I mentioned in the sex, lies and videotape post that seeing that movie in the early 2000s was the beginning of the end of thinking that movie sex was in any way real but I had not yet come to this realisation when I saw this. And although time and experience have taught me that fucking on a marble floor and staircase probably isn’t as hot as it looks, their sex still turns me on; it’s still what I’d want. The laughter, the sweaty exhaustion, their chemistry and obvious comfort in their nakedness is just kind of wonderful. They look like they’re having fun and I think that’s what sex should be!
This all also meant that Rene Russo became a kind of feminist hero for me, although for reasons that would shock Piers Morgan! She was 45 when the film was released, which seemed so old when I was fourteen, but I absolutely definitely wanted to be her when I grew up. Successful, intelligent, well-dressed, beautiful in a way that didn’t try to mask or minimise her age, and with the kind of sexual confidence that means she could turn up to a black and white ball in a see-through dress, no underwear and red scarf, and fucking get her man! She is just incredible. From her first appearance with hot tousled hair, big sunglasses and stockings, I was in love. Coming in the same year as Britney Spears apparently showing us what was sexy in her ‘Hit Me Baby One More Time’ video, this alternate and much more appealing image of female sexuality was frankly revolutionary.
Until recently, that’s as far as my thoughts on this film went. Russo is fabulous, the sex is hot and the chase is electrifying! Except I now realise that it’s not that simple.
It was only when writing this post that it occurred to me that all they really had was the chase, and this probably wasn’t the romantic ideal that I thought it was. Although the film ends with the two of them flying off into the sunset, I don’t know how much faith I’d have that they are still together now, ten years later. [Edit: oh my gosh, 1999 was actually twenty years ago!!!] The seduction was everything!

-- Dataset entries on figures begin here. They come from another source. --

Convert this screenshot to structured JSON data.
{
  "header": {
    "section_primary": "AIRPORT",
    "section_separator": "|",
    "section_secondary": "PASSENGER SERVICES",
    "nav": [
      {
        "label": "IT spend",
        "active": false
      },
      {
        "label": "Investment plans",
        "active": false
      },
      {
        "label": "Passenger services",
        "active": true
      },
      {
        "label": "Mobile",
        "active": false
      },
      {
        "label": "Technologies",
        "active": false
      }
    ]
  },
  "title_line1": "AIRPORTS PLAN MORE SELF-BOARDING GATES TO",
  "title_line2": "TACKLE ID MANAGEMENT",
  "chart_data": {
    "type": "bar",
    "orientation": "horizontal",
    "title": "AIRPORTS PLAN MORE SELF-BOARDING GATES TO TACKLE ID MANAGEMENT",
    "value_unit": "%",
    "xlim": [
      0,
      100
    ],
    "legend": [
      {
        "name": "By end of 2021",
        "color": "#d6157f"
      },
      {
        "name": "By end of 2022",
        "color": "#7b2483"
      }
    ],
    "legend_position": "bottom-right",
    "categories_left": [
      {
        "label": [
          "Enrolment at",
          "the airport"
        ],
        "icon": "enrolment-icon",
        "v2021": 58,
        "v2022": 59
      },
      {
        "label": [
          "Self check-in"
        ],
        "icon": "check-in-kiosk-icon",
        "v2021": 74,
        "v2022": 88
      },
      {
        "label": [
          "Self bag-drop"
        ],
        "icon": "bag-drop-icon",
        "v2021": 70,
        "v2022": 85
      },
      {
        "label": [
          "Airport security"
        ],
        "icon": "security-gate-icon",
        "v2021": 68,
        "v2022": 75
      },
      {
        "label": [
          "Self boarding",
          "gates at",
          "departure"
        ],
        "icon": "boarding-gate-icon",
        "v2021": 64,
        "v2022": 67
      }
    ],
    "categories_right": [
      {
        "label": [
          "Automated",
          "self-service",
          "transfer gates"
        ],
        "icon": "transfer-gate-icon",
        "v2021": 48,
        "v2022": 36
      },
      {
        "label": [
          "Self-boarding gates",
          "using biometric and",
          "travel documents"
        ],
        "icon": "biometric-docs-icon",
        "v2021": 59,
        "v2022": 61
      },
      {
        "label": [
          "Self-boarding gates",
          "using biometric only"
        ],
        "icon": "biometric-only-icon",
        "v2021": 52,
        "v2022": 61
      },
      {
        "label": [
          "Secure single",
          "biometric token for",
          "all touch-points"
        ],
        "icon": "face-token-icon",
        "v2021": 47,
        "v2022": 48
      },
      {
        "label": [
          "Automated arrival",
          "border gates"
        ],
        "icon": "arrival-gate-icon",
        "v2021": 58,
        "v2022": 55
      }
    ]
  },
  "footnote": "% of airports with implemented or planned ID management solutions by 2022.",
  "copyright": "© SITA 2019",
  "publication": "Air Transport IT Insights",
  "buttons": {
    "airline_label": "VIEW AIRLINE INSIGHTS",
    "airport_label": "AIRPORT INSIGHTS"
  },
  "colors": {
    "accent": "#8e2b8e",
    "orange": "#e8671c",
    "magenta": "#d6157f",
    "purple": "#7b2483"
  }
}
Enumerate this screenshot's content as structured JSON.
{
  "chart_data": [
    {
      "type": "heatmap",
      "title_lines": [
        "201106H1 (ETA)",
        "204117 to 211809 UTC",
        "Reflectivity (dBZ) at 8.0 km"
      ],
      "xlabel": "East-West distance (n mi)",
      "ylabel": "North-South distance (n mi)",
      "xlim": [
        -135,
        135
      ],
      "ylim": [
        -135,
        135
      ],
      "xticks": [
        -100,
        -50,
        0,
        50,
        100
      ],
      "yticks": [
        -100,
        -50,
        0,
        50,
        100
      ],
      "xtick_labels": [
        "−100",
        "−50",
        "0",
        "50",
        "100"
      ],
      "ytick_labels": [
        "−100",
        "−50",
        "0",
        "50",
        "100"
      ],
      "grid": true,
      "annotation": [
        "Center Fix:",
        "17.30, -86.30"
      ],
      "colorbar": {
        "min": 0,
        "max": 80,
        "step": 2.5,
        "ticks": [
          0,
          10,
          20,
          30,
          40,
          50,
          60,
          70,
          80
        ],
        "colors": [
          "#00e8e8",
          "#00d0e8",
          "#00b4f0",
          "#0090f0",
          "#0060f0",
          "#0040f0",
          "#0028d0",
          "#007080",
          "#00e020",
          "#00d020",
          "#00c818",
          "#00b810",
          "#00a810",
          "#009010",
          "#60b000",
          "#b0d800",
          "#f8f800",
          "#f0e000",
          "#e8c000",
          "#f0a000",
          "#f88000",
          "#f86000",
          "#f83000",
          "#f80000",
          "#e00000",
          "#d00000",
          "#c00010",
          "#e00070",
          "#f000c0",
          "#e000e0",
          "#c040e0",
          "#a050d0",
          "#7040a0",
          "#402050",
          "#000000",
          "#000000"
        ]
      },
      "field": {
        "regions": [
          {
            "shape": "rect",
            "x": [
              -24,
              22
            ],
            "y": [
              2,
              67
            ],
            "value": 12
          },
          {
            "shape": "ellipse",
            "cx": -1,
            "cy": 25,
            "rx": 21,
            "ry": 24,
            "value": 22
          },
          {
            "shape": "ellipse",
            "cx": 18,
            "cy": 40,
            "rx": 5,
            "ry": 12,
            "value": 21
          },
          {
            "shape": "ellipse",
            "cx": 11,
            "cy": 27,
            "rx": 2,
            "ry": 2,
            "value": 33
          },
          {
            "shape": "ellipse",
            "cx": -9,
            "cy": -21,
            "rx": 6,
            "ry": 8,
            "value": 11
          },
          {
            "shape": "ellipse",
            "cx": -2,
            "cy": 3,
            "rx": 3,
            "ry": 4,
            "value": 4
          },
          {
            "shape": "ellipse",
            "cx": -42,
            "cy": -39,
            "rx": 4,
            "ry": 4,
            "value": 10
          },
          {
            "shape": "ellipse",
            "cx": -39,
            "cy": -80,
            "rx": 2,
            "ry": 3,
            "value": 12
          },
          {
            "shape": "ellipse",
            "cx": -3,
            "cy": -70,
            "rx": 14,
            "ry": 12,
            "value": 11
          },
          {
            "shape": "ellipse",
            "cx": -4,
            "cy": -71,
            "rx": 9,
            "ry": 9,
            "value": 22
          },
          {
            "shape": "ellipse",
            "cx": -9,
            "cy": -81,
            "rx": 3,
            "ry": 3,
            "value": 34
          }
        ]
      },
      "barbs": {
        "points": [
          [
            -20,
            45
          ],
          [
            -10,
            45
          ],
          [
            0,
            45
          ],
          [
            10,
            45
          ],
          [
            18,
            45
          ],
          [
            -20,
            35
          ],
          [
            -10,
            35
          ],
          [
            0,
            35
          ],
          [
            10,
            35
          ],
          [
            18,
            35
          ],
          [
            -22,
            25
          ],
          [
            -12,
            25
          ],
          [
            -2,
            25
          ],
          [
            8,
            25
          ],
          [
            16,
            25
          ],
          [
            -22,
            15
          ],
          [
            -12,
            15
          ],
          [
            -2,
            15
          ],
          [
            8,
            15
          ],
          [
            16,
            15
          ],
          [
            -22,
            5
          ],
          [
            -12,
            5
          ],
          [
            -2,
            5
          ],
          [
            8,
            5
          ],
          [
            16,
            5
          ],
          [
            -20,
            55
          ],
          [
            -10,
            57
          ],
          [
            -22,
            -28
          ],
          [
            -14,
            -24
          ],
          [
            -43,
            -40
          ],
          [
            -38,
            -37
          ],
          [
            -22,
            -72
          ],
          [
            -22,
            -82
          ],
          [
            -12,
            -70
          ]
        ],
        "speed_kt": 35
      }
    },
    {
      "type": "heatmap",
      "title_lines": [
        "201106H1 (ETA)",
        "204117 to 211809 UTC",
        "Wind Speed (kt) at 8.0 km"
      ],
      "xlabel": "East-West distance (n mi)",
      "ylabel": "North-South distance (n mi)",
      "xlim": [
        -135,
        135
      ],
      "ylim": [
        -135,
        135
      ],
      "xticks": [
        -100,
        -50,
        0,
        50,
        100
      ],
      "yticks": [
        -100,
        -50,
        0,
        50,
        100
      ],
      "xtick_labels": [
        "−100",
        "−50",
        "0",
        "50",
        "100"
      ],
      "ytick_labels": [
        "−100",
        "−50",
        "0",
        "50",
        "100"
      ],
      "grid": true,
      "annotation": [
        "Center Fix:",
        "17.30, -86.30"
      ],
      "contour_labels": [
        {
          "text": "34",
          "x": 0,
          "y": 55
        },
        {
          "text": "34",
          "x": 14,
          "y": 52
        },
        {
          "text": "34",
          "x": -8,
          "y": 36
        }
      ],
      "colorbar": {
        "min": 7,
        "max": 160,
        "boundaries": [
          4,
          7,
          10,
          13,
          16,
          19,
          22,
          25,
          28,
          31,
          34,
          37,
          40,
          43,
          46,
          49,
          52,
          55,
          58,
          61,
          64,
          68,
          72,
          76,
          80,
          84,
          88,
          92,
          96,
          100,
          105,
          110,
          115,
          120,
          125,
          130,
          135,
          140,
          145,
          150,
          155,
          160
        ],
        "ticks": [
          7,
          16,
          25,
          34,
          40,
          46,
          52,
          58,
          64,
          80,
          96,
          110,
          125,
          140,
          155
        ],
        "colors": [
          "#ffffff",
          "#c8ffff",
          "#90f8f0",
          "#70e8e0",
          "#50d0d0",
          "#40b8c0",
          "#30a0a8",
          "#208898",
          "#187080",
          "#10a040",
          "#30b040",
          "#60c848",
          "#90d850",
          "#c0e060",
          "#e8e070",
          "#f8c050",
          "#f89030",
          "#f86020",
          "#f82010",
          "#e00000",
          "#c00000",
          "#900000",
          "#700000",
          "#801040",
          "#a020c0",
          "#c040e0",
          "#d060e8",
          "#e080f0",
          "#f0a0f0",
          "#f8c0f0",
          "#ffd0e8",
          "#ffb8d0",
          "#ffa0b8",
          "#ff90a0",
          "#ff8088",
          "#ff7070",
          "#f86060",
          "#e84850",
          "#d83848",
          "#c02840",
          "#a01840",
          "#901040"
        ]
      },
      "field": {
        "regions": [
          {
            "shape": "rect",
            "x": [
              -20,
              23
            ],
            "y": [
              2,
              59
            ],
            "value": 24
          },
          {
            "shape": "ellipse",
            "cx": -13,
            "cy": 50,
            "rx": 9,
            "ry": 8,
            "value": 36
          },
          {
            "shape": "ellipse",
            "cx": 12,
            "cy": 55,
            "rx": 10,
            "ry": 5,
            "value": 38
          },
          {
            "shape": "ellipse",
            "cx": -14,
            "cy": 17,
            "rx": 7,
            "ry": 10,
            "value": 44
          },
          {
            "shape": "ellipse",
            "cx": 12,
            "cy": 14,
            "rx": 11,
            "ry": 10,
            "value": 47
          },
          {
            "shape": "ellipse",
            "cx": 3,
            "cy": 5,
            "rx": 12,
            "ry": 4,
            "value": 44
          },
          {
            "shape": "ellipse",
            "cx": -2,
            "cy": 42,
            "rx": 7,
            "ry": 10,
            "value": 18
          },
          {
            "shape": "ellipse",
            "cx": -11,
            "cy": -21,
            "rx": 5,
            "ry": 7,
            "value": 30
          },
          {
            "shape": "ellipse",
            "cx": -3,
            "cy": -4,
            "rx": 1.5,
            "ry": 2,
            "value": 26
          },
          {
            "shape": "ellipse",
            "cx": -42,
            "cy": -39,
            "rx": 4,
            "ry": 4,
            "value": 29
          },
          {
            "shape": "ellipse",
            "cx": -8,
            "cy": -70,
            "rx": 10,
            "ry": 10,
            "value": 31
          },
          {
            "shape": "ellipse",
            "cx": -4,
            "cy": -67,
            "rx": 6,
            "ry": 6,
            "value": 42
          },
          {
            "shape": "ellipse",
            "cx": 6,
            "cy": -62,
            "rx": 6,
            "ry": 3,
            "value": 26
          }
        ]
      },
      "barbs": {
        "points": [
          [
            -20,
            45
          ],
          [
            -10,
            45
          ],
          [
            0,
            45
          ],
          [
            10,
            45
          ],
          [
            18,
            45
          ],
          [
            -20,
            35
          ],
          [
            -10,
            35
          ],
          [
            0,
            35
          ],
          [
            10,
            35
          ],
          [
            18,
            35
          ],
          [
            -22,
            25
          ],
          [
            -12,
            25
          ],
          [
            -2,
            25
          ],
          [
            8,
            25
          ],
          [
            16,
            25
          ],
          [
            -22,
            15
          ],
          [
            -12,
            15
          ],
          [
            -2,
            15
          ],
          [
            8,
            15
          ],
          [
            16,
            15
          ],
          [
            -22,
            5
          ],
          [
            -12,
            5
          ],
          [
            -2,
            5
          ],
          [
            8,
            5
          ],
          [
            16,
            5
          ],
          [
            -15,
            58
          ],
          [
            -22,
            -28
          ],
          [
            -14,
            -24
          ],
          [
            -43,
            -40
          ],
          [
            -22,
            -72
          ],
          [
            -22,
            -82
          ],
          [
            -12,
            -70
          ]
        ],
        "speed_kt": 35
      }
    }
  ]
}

And they know it. Crown even calls Banning out on this, asking why none of her relationships lasted. Once the chase was won, did they have enough to hold onto? Each had to ask the other if it was just about the painting, each is presented as being too independent to settle down and the fact that he successfully uses jealousy to unsettle her suggests that she wouldn’t be happy in an open relationship. So without the energy of the chase, would they still be happy?
As is so often the case, it all comes down to trust. After everything they’ve done, to each other and to themselves, can they trust each other? As Faye Dunaway’s psychiatrist asks Crown, under what extraordinary circumstances would he allow that to happen?
Whatever their future, it doesn’t change how fucking sexy this film is or my enjoyment watching it. Hottest movie sex scene of all time – I challenge you to find better!